De dikke Van Dale geeft in zijn online-editie volgende betekenissen aan het bijvoeglijk naamwoord blank:
helderwit: de blanke sneeuw
onbeschreven, onbedrukt
niet gekleurd: een blanke huid; blanke vla; blank hout
onder water staand: de straten stonden blank
Het is dus niet zo dat ‘blank’ een kwaliteit is of suggereert. Als dat wel zo was zou men ‘blank’ uit heel onze woordenschat moeten schrappen. Dan moet Blankenberge als de wiedeweerga omgedoopt worden tot Wittenberge. Het is een illusie te denken dat een blanke, die zich beter en slimmer waant dan zwarte mensen, dat meerderwaardigheidsgevoel zal afleggen als hij ‘witte’ wordt genoemd.
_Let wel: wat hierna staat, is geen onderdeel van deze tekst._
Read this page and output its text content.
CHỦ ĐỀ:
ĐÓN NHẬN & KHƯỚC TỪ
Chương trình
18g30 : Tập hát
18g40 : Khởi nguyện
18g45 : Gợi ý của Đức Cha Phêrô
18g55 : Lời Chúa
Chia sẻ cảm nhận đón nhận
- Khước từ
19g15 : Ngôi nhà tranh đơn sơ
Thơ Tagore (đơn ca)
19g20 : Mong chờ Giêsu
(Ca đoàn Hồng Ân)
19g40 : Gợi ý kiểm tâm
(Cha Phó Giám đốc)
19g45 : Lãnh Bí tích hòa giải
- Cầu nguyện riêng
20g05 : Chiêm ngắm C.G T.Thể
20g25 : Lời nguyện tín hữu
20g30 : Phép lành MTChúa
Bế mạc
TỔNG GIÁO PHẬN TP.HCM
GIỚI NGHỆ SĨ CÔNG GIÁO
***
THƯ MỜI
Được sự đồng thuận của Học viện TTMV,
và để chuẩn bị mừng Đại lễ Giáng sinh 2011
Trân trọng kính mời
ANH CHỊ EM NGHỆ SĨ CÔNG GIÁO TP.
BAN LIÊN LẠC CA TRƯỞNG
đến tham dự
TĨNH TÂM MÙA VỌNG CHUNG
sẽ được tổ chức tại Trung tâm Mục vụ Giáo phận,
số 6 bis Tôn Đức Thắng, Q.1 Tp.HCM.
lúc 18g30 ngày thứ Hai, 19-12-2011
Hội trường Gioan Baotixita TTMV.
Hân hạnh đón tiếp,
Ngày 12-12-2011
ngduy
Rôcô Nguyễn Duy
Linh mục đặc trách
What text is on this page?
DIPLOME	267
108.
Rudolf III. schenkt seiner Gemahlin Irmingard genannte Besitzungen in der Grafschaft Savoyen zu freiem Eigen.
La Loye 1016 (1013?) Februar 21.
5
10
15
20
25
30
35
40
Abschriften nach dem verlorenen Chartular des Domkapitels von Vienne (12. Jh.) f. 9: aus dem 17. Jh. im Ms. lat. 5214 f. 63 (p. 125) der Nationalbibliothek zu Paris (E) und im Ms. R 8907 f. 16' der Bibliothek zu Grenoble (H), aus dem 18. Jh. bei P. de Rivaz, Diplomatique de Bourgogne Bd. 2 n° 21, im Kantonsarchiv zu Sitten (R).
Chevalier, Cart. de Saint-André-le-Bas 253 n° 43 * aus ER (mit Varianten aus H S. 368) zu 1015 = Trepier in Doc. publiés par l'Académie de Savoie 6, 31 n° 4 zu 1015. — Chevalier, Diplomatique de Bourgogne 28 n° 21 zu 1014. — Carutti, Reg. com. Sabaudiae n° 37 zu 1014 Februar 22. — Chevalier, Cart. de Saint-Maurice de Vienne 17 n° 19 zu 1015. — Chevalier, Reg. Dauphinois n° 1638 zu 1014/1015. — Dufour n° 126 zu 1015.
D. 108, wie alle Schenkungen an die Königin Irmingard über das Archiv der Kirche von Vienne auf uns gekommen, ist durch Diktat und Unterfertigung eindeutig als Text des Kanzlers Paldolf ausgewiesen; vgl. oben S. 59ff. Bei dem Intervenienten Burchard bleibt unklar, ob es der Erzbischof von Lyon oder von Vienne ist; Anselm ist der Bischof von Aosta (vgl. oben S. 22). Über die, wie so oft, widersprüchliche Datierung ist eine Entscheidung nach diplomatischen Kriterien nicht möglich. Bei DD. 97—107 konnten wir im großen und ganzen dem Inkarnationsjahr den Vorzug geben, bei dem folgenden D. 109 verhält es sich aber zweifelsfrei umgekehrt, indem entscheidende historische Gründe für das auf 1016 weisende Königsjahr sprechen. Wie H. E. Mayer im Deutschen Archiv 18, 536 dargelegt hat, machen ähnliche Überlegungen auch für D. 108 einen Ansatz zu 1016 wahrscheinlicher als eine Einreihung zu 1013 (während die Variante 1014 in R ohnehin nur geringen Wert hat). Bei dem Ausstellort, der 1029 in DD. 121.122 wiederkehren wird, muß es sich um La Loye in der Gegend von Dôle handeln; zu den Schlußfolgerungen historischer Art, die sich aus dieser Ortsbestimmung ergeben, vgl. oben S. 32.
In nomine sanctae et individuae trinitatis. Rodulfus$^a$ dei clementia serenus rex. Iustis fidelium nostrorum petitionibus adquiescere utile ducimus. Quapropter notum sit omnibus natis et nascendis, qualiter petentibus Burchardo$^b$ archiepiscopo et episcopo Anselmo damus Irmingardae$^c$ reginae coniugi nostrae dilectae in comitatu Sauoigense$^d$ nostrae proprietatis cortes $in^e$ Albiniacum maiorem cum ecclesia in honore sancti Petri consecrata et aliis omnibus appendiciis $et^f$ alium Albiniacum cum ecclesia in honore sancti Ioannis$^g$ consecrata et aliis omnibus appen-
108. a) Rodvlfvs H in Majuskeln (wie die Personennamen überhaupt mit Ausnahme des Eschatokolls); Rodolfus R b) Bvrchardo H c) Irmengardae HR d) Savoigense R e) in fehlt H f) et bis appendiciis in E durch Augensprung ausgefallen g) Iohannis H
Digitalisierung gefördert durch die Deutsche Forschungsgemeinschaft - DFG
Nu heb ik uit mijn filologenopleiding onthouden dat taal evolueert en zich niet veel aantrekt van woordenboeken en spraakkunsten. Als ‘blank’ door de taalgebruikers als negatief wordt ervaren dan is er sprake van een betekeniswijziging, zoals er in de taalgeschiedenis al honderden zijn geweest. Dan moet je je daar bij neerleggen. Ok, noem me dan maar wit.
Alleen: het klopt niet. Als ik ’s ochtends in de spiegel kijk, zie ik geen wit gezicht. Discretie verhindert me te zeggen wat ik wél zie, maar wit is daar niet bij. Onze Amerikaanse stand-upper heeft overschot van gelijk.
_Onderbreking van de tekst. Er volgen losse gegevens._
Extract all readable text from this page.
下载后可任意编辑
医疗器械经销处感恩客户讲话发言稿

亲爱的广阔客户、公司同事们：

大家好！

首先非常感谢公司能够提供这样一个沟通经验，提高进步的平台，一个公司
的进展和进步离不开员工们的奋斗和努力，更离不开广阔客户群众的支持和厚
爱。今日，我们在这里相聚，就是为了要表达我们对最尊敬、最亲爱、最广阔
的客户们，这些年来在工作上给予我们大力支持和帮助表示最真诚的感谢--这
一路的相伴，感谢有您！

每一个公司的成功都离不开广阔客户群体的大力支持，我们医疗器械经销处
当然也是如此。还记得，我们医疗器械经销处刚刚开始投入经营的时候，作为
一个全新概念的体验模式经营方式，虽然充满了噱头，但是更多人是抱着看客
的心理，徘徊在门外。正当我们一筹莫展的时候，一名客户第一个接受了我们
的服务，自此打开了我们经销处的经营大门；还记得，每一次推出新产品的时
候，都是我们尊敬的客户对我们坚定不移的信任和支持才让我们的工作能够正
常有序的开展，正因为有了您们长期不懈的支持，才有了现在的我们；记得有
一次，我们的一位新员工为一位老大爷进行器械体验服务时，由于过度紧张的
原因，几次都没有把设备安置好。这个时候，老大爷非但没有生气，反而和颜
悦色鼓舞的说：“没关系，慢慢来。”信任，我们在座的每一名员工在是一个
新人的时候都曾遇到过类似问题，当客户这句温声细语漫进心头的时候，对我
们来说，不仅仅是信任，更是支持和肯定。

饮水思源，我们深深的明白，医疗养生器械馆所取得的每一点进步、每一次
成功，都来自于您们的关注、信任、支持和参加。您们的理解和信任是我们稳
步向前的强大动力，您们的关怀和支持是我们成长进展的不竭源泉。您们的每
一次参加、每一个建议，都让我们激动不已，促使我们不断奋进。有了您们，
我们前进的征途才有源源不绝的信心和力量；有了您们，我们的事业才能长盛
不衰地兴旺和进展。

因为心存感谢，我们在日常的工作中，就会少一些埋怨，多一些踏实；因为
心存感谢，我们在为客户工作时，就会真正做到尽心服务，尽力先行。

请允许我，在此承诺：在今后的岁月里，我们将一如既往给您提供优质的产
Oude, witte mannen kunnen een leven van strijd tegen racisme en discriminatie achter de rug hebben, deugen doen ze toch niet.
Een nog groter probleem is dat ‘wit’ zo langzamerhand de betekenis krijgt van ‘niet deugen’, vooral in de combinatie met ‘oud’ en ‘man’. Oude, witte mannen kunnen een leven van strijd tegen racisme en discriminatie achter de rug hebben, deugen doen ze toch niet. Want ze zijn man, ze zijn oud en vooral: ze zijn ‘wit’.
Sabrine Ingabire gaat nog een stapje verder: alle witte mensen zijn racisten, zo verklaarde ze onbewogen in De Morgen. En de antropologe Gloria Wekker sloot zich daarbij aan in De Standaard: racisme zit in ons allemaal, zei ze daar, maar uit de context bleek dat ze toch vooral de ‘witten’ bedoelde.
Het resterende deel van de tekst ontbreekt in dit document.